Weight loss plateaus are very frustrating. You put in all this work, then weigh yourself only to realize that the scales haven’t moved. I have been there as well when I was losing weight. I can recall how I was searching Google trying to understand what’s happening. Looking back my view on weight loss plateaus has changed quite a bit and I’m going to talk about my personal experience later in the article as well.
Let’s first start with a rough definition: A weight loss plateau is a period of more than two weeks where you haven’t lost any weight. Most people actually become nervous about this far too soon in order for it to qualify as a plateau.
I’d take a wild guess that more than half of people who think they are facing this issue haven’t even waited more than a week before searching for a solution. (I used to be in this group as well.)

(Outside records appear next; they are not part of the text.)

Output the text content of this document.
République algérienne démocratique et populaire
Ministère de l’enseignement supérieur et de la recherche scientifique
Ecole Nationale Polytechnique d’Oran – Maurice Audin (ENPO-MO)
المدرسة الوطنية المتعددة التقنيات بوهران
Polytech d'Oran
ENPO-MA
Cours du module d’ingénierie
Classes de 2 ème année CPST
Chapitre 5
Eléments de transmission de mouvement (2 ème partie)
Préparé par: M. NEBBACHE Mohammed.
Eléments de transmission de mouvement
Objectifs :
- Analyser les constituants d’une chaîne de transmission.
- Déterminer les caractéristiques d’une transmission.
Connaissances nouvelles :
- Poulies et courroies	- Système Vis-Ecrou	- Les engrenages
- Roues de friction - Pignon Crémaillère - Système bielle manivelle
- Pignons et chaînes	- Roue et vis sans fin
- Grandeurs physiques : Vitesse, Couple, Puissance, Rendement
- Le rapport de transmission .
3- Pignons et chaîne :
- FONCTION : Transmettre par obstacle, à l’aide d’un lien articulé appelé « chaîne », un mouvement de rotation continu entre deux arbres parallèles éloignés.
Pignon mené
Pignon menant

If you think you might be part of this group, it comes down to becoming a bit more patient. We are conditioned to think that every week the scale has to move. Many people even expect to see a difference on a daily basis which is very counterproductive. There are a couple of reasons why you can’t expect your scales to show your progress every week and I will address them in this article.
With that said, let’s look at the reason why you might be facing a weight loss plateau.
Reasons For A Weight Loss Plateau
For the majority of people who really face a weight loss plateau, the reason will come down to eating too many calories. A weight loss plateau normally occurs when you are a few months into your diet. This is when you have lost significant amounts of weight already. It is easy to become a bit more lenient and eat an extra snack here and there. After all you got this figured out now.
The solution is to get back on track and eat how you ate in the very beginning when you were still losing weight consistently. The best way to keep track of this and to hold yourself accountable is by using a food diary.
Another reason why you might think you are in a weight loss plateau are natural fluctuations in your body weight. Especially carbohydrates can cause your body to hold more water. Say one week you ate less carbs and then the next week you ate significantly more carbs. This can easily cause your weight to fluctuate which doesn’t mean that it actually comes down to a difference in fat.
An issue that is related to this is the way you weigh yourself. There is no point in weighing yourself more often than once a week. It’s best to have a fixed day and time during the week when you weigh yourself. Choose your day and always weigh yourself immediately after waking up so your body is always in a similar condition.
Another reason why you could face a real weight loss plateau is that you went through along period of time where you ate very few calories. This is when your metabolism slows down, some people call it starvation mode. You need to understand that it is actually quite hard to put your body into starvation mode. This issue has been exaggerated way too much in the past. In order to get your metabolism to slow down that much you need to be eating significantly below your resting metabolic rate for a while. Your resting metabolic rate is what your body burns in the absence of any activity during the day.
My Personal Experience With Weight Loss Plateaus
To conclude this article I’d like to offer my personal experience with this issue during the period where I lost 44 pounds of fat. I have kept a food diary for more than 365 days now and have weighed myself every week. I think if you are serious about transforming your body you need to do the same.
Looking back, I now know that the only time where I really faced a weight loss plateau was when I was already very lean. Once you get really lean (around 10% body fat for men and around 20% body fat for women) it will become much harder to lose more weight. From a health perspective there is no reason to lose more fat anyway. This only comes down to aesthetic reasons and whether you like a challenge or not.
There were certainly periods were I did not consistently lose weight for more than four weeks. However, these were always periods were I had been eating more calories. So in these instances my food diary always explained why I didn’t lose any weight.